Location
- 1451 East Northgate Drive Irving, Texas 75062 United States 32°50′53″N 96°55′45″W﻿ / ﻿32.84806°N 96.92917°W

Information
- Type: Private
- Motto: Semper Altius (Always Higher)
- Religious affiliation: Roman Catholic
- Established: 1986; 40 years ago
- Principal: Estela Zeik (Lower School and Middle School) and Elizabeth Beasley (High School)
- Executive director: Veronica Moreno
- Chaplain: Fr.
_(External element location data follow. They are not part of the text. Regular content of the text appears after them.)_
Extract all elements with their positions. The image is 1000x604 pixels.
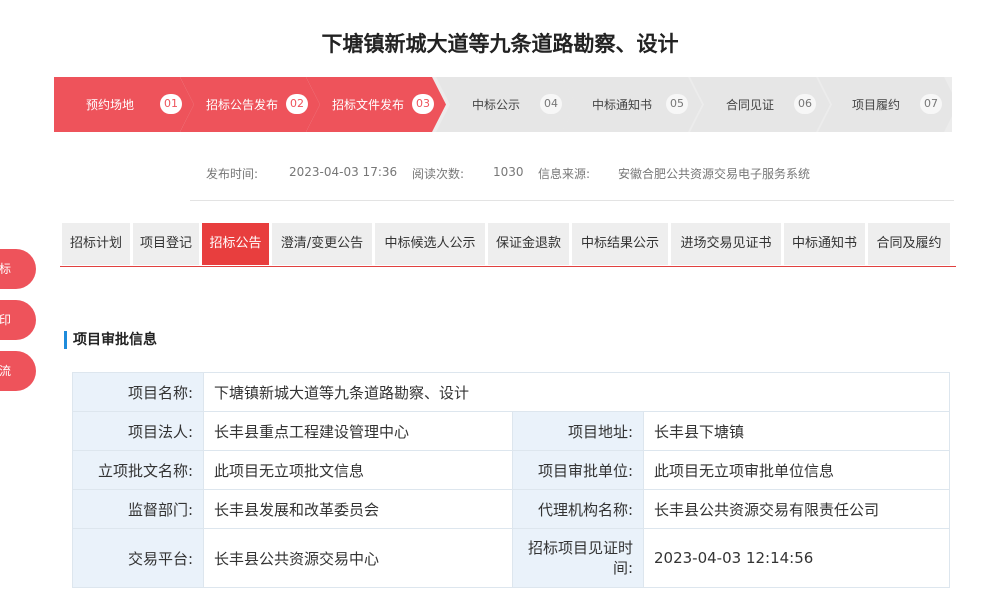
step-4: 中标公示 04	[436, 77, 576, 132]
page-title: 下塘镇新城大道等九条道路勘察、设计	[321, 32, 679, 56]
step-number: 06	[794, 94, 816, 114]
tab-candidate-notice[interactable]: 中标候选人公示	[375, 223, 485, 265]
tabs-underline	[60, 266, 956, 267]
witness-time-value: 2023-04-03 12:14:56	[643, 528, 950, 588]
tab-award-notice[interactable]: 中标通知书	[784, 223, 865, 265]
tab-bid-announcement[interactable]: 招标公告	[202, 223, 269, 265]
platform-label: 交易平台:	[72, 528, 204, 588]
publish-time-value: 2023-04-03 17:36	[289, 165, 398, 179]
project-address-label: 项目地址:	[512, 411, 644, 451]
witness-time-label: 招标项目见证时间:	[512, 528, 644, 588]
step-number: 05	[666, 94, 688, 114]
step-number: 02	[286, 94, 308, 114]
step-label: 招标公告发布	[206, 98, 279, 112]
project-name-value: 下塘镇新城大道等九条道路勘察、设计	[203, 372, 950, 412]
legal-person-value: 长丰县重点工程建设管理中心	[203, 411, 513, 451]
float-button-label: 印	[0, 313, 12, 327]
tab-contract-performance[interactable]: 合同及履约	[868, 223, 950, 265]
step-label: 项目履约	[852, 98, 901, 112]
float-button-3[interactable]: 流	[0, 351, 36, 391]
tab-result-notice[interactable]: 中标结果公示	[572, 223, 668, 265]
step-1: 预约场地 01	[54, 77, 194, 132]
approval-doc-value: 此项目无立项批文信息	[203, 450, 513, 490]
section-title: 项目审批信息	[64, 331, 157, 349]
agency-label: 代理机构名称:	[512, 489, 644, 529]
step-7: 项目履约 07	[818, 77, 952, 132]
float-button-2[interactable]: 印	[0, 300, 36, 340]
view-count-label: 阅读次数:	[412, 167, 465, 181]
step-5: 中标通知书 05	[562, 77, 702, 132]
supervisor-value: 长丰县发展和改革委员会	[203, 489, 513, 529]
table-row: 项目法人: 长丰县重点工程建设管理中心 项目地址: 长丰县下塘镇	[72, 411, 950, 451]
step-label: 预约场地	[86, 98, 135, 112]
step-label: 中标通知书	[592, 98, 653, 112]
float-button-label: 流	[0, 364, 12, 378]
step-6: 合同见证 06	[690, 77, 830, 132]
view-count-value: 1030	[493, 165, 524, 179]
tab-deposit-refund[interactable]: 保证金退款	[488, 223, 569, 265]
step-number: 01	[160, 94, 182, 114]
project-name-label: 项目名称:	[72, 372, 204, 412]
float-button-1[interactable]: 标	[0, 249, 36, 289]
tab-clarification[interactable]: 澄清/变更公告	[272, 223, 372, 265]
progress-steps: 预约场地 01 招标公告发布 02 招标文件发布 03 中标公示 04 中标通知…	[54, 77, 952, 132]
approval-unit-label: 项目审批单位:	[512, 450, 644, 490]
source-label: 信息来源:	[538, 167, 591, 181]
float-button-label: 标	[0, 262, 12, 276]
divider	[190, 200, 954, 201]
notice-tabs: 招标计划 项目登记 招标公告 澄清/变更公告 中标候选人公示 保证金退款 中标结…	[60, 223, 956, 267]
tab-witness-certificate[interactable]: 进场交易见证书	[671, 223, 781, 265]
step-number: 07	[920, 94, 942, 114]
step-label: 中标公示	[472, 98, 521, 112]
publish-time-label: 发布时间:	[206, 167, 259, 181]
supervisor-label: 监督部门:	[72, 489, 204, 529]
table-row: 立项批文名称: 此项目无立项批文信息 项目审批单位: 此项目无立项审批单位信息	[72, 450, 950, 490]
step-label: 招标文件发布	[332, 98, 405, 112]
approval-doc-label: 立项批文名称:	[72, 450, 204, 490]
project-approval-table: 项目名称: 下塘镇新城大道等九条道路勘察、设计 项目法人: 长丰县重点工程建设管…	[72, 372, 950, 588]
step-number: 03	[412, 94, 434, 114]
platform-value: 长丰县公共资源交易中心	[203, 528, 513, 588]
step-3: 招标文件发布 03	[306, 77, 446, 132]
tab-project-registration[interactable]: 项目登记	[133, 223, 199, 265]
step-label: 合同见证	[726, 98, 775, 112]
tab-bid-plan[interactable]: 招标计划	[62, 223, 130, 265]
step-number: 04	[540, 94, 562, 114]
step-2: 招标公告发布 02	[180, 77, 320, 132]
table-row: 项目名称: 下塘镇新城大道等九条道路勘察、设计	[72, 372, 950, 412]
legal-person-label: 项目法人:	[72, 411, 204, 451]
agency-value: 长丰县公共资源交易有限责任公司	[643, 489, 950, 529]
approval-unit-value: 此项目无立项审批单位信息	[643, 450, 950, 490]
table-row: 交易平台: 长丰县公共资源交易中心 招标项目见证时间: 2023-04-03 1…	[72, 528, 950, 588]
table-row: 监督部门: 长丰县发展和改革委员会 代理机构名称: 长丰县公共资源交易有限责任公…	[72, 489, 950, 529]
source-value: 安徽合肥公共资源交易电子服务系统	[618, 167, 811, 181]
project-address-value: 长丰县下塘镇	[643, 411, 950, 451]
Jared LC
- Faculty: 72
- Grades: PK–12
- Gender: Co-educational
- Enrollment: 405 (2025)
- Campus size: 35 acres (140,000 m^{2})
- Colors: Red and Navy Blue
- Athletics conference: TAPPS AAA-IV
- Team name: Blazers
- Accreditation: Southern Association of Colleges and Schools
- Tuition: 14000
- Affiliation: Legion of Christ
- Website: www.thehighlandsschool.org

= The Highlands School =

The Highlands School is a private, PK–12 Catholic college preparatory school in Irving, Texas, United States. It was established in 1986, in the front room of a family's house in Highland Park, Dallas.
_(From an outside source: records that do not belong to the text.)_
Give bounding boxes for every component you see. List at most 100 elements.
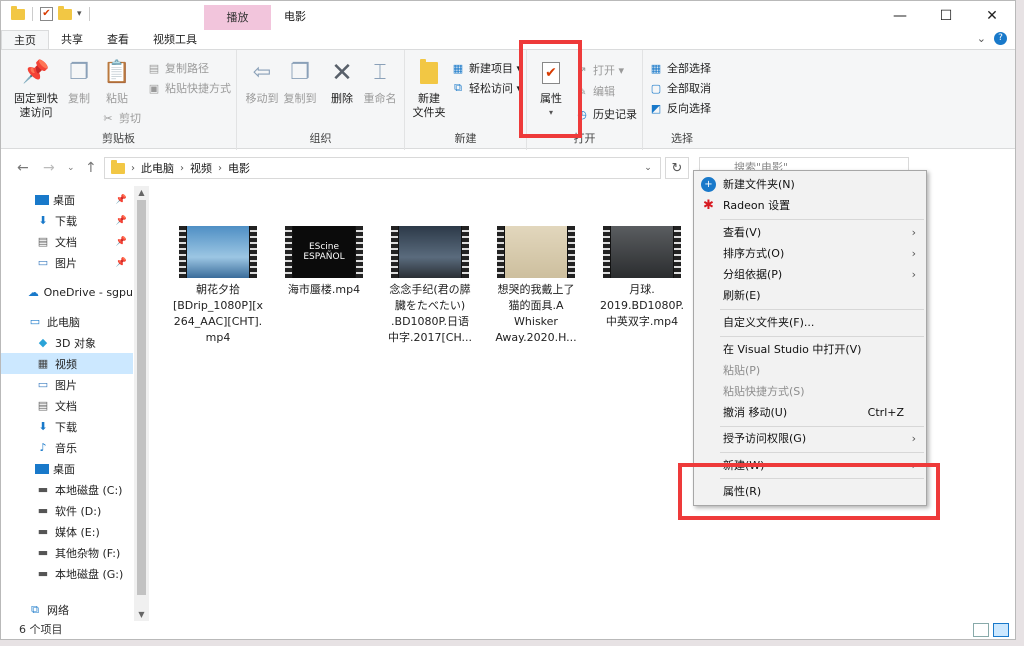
- customize-qat-icon[interactable]: ▾: [77, 9, 82, 19]
- copy-label: 复制: [68, 92, 90, 105]
- nav-item-desktop-pinned[interactable]: 桌面 📌: [1, 189, 133, 210]
- menu-item-sort[interactable]: 排序方式(O) ›: [694, 243, 926, 264]
- copy-to-button[interactable]: ❐ 复制到: [281, 58, 319, 106]
- nav-item-drive-f[interactable]: ▬ 其他杂物 (F:): [1, 542, 133, 563]
- nav-item-documents[interactable]: ▤ 文档: [1, 395, 133, 416]
- nav-item-onedrive[interactable]: ☁ OneDrive - sgpu: [1, 282, 133, 303]
- select-group-label: 选择: [671, 132, 693, 145]
- tab-play-context[interactable]: 播放: [204, 5, 271, 30]
- refresh-icon[interactable]: ↻: [665, 157, 689, 179]
- copy-button[interactable]: ❐ 复制: [63, 58, 95, 106]
- tab-home[interactable]: 主页: [1, 30, 49, 50]
- nav-item-network[interactable]: ⧉ 网络: [1, 599, 133, 620]
- menu-item-label: 新建文件夹(N): [723, 178, 795, 191]
- invert-selection-label: 反向选择: [667, 102, 711, 115]
- paste-shortcut-button[interactable]: ▣ 粘贴快捷方式: [147, 80, 231, 96]
- menu-item-new-folder[interactable]: + 新建文件夹(N): [694, 174, 926, 195]
- address-dropdown-icon[interactable]: ⌄: [637, 158, 659, 178]
- breadcrumb-chevron-icon[interactable]: ›: [131, 163, 135, 174]
- file-item[interactable]: 念念手纪(君の膵 臓をたべたい) .BD1080P.日语 中字.2017[CH.…: [376, 226, 484, 346]
- breadcrumb-videos[interactable]: 视频: [190, 160, 212, 176]
- pin-quick-access-button[interactable]: 📌 固定到快 速访问: [11, 58, 61, 120]
- submenu-arrow-icon: ›: [911, 226, 916, 239]
- close-button[interactable]: ✕: [969, 1, 1015, 30]
- maximize-button[interactable]: ☐: [923, 1, 969, 30]
- nav-item-downloads[interactable]: ⬇ 下载: [1, 416, 133, 437]
- new-folder-button[interactable]: 新建 文件夹: [409, 58, 449, 120]
- up-arrow-icon[interactable]: ↑: [85, 160, 97, 176]
- nav-item-drive-c[interactable]: ▬ 本地磁盘 (C:): [1, 479, 133, 500]
- invert-selection-button[interactable]: ◩ 反向选择: [649, 100, 711, 116]
- nav-item-downloads-pinned[interactable]: ⬇ 下载 📌: [1, 210, 133, 231]
- breadcrumb-this-pc[interactable]: 此电脑: [141, 160, 174, 176]
- recent-locations-icon[interactable]: ⌄: [67, 163, 75, 173]
- address-bar[interactable]: › 此电脑 › 视频 › 电影: [104, 157, 661, 179]
- rename-button[interactable]: ⌶ 重命名: [361, 58, 399, 106]
- nav-item-pictures-pinned[interactable]: ▭ 图片 📌: [1, 252, 133, 273]
- menu-item-customize-folder[interactable]: 自定义文件夹(F)...: [694, 312, 926, 333]
- submenu-arrow-icon: ›: [911, 432, 916, 445]
- new-item-button[interactable]: ▦ 新建项目 ▾: [451, 60, 522, 76]
- nav-item-3d-objects[interactable]: ◆ 3D 对象: [1, 332, 133, 353]
- nav-item-drive-e[interactable]: ▬ 媒体 (E:): [1, 521, 133, 542]
- scroll-down-icon[interactable]: ▼: [134, 610, 149, 619]
- details-view-icon[interactable]: [973, 623, 989, 637]
- help-icon[interactable]: ?: [994, 32, 1007, 45]
- scrollbar-thumb[interactable]: [137, 200, 146, 595]
- rename-icon: ⌶: [373, 60, 387, 85]
- menu-item-group-by[interactable]: 分组依据(P) ›: [694, 264, 926, 285]
- open-button[interactable]: ↗ 打开 ▾: [575, 62, 624, 78]
- nav-item-videos[interactable]: ▦ 视频: [1, 353, 133, 374]
- nav-item-this-pc[interactable]: ▭ 此电脑: [1, 311, 133, 332]
- file-item[interactable]: 朝花夕拾 [BDrip_1080P][x 264_AAC][CHT]. mp4: [164, 226, 272, 346]
- menu-item-grant-access[interactable]: 授予访问权限(G) ›: [694, 428, 926, 449]
- breadcrumb-chevron-icon[interactable]: ›: [180, 163, 184, 174]
- toolbar-separator: [32, 7, 33, 21]
- easy-access-button[interactable]: ⧉ 轻松访问 ▾: [451, 80, 522, 96]
- breadcrumb-movies[interactable]: 电影: [228, 160, 250, 176]
- tab-video-tools[interactable]: 视频工具: [141, 30, 209, 50]
- nav-item-pictures[interactable]: ▭ 图片: [1, 374, 133, 395]
- history-button[interactable]: ◷ 历史记录: [575, 106, 637, 122]
- nav-item-desktop[interactable]: 桌面: [1, 458, 133, 479]
- cut-button[interactable]: ✂ 剪切: [101, 110, 141, 126]
- tab-share[interactable]: 共享: [49, 30, 95, 50]
- menu-item-radeon[interactable]: ✱ Radeon 设置: [694, 195, 926, 216]
- expand-ribbon-icon[interactable]: ⌄: [977, 32, 986, 45]
- nav-label: 下载: [55, 420, 77, 434]
- menu-item-open-visual-studio[interactable]: 在 Visual Studio 中打开(V): [694, 339, 926, 360]
- video-thumbnail: [603, 226, 681, 278]
- file-item[interactable]: 月球. 2019.BD1080P. 中英双字.mp4: [588, 226, 696, 330]
- menu-item-undo-move[interactable]: 撤消 移动(U) Ctrl+Z: [694, 402, 926, 423]
- scroll-up-icon[interactable]: ▲: [134, 188, 149, 197]
- back-arrow-icon[interactable]: ←: [17, 160, 29, 176]
- ribbon-tabs: 文件 主页 共享 查看 视频工具: [1, 30, 1015, 86]
- properties-qat-icon[interactable]: ✔: [40, 7, 53, 21]
- delete-button[interactable]: ✕ 删除: [327, 58, 357, 106]
- nav-item-documents-pinned[interactable]: ▤ 文档 📌: [1, 231, 133, 252]
- file-item[interactable]: EScine ESPAÑOL 海市蜃楼.mp4: [270, 226, 378, 298]
- select-all-button[interactable]: ▦ 全部选择: [649, 60, 711, 76]
- nav-label: 媒体 (E:): [55, 525, 100, 539]
- new-folder-qat-icon[interactable]: [58, 5, 72, 20]
- breadcrumb-chevron-icon[interactable]: ›: [218, 163, 222, 174]
- nav-scrollbar[interactable]: ▲ ▼: [134, 186, 149, 621]
- new-folder-icon: [414, 58, 444, 88]
- move-to-button[interactable]: ⇦ 移动到: [243, 58, 281, 106]
- paste-shortcut-icon: ▣: [148, 81, 160, 95]
- network-icon: ⧉: [31, 602, 39, 616]
- file-item[interactable]: 想哭的我戴上了 猫的面具.A Whisker Away.2020.H...: [482, 226, 590, 346]
- minimize-button[interactable]: —: [877, 1, 923, 30]
- copy-path-button[interactable]: ▤ 复制路径: [147, 60, 209, 76]
- menu-item-view[interactable]: 查看(V) ›: [694, 222, 926, 243]
- select-none-button[interactable]: ▢ 全部取消: [649, 80, 711, 96]
- menu-item-refresh[interactable]: 刷新(E): [694, 285, 926, 306]
- tab-view[interactable]: 查看: [95, 30, 141, 50]
- forward-arrow-icon[interactable]: →: [43, 160, 55, 176]
- nav-item-drive-d[interactable]: ▬ 软件 (D:): [1, 500, 133, 521]
- paste-button[interactable]: 📋 粘贴: [101, 58, 133, 106]
- film-strip: [674, 226, 681, 278]
- nav-item-music[interactable]: ♪ 音乐: [1, 437, 133, 458]
- large-icons-view-icon[interactable]: [993, 623, 1009, 637]
- nav-item-drive-g[interactable]: ▬ 本地磁盘 (G:): [1, 563, 133, 584]
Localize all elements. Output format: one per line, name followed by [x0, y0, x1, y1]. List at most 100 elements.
The last twenty years, The Highlands School changed location twice. The school itself has seen many upgrades from the addition of a football field and lights to a gymnasium, weight room, and new technology in the classrooms. The Highlands School is fully accredited by the Texas Catholic Conference Education Department (TCCED) since 1999, and by the Southern Association of Colleges and Schools (SACS) since 2006. For the fourth consecutive year, the school has been named by the Acton Institute as one of the "Top 50 Catholic Schools" in the country. In 2012, it was also named a top 50 Catholic High School by the Cardinal Newman Society.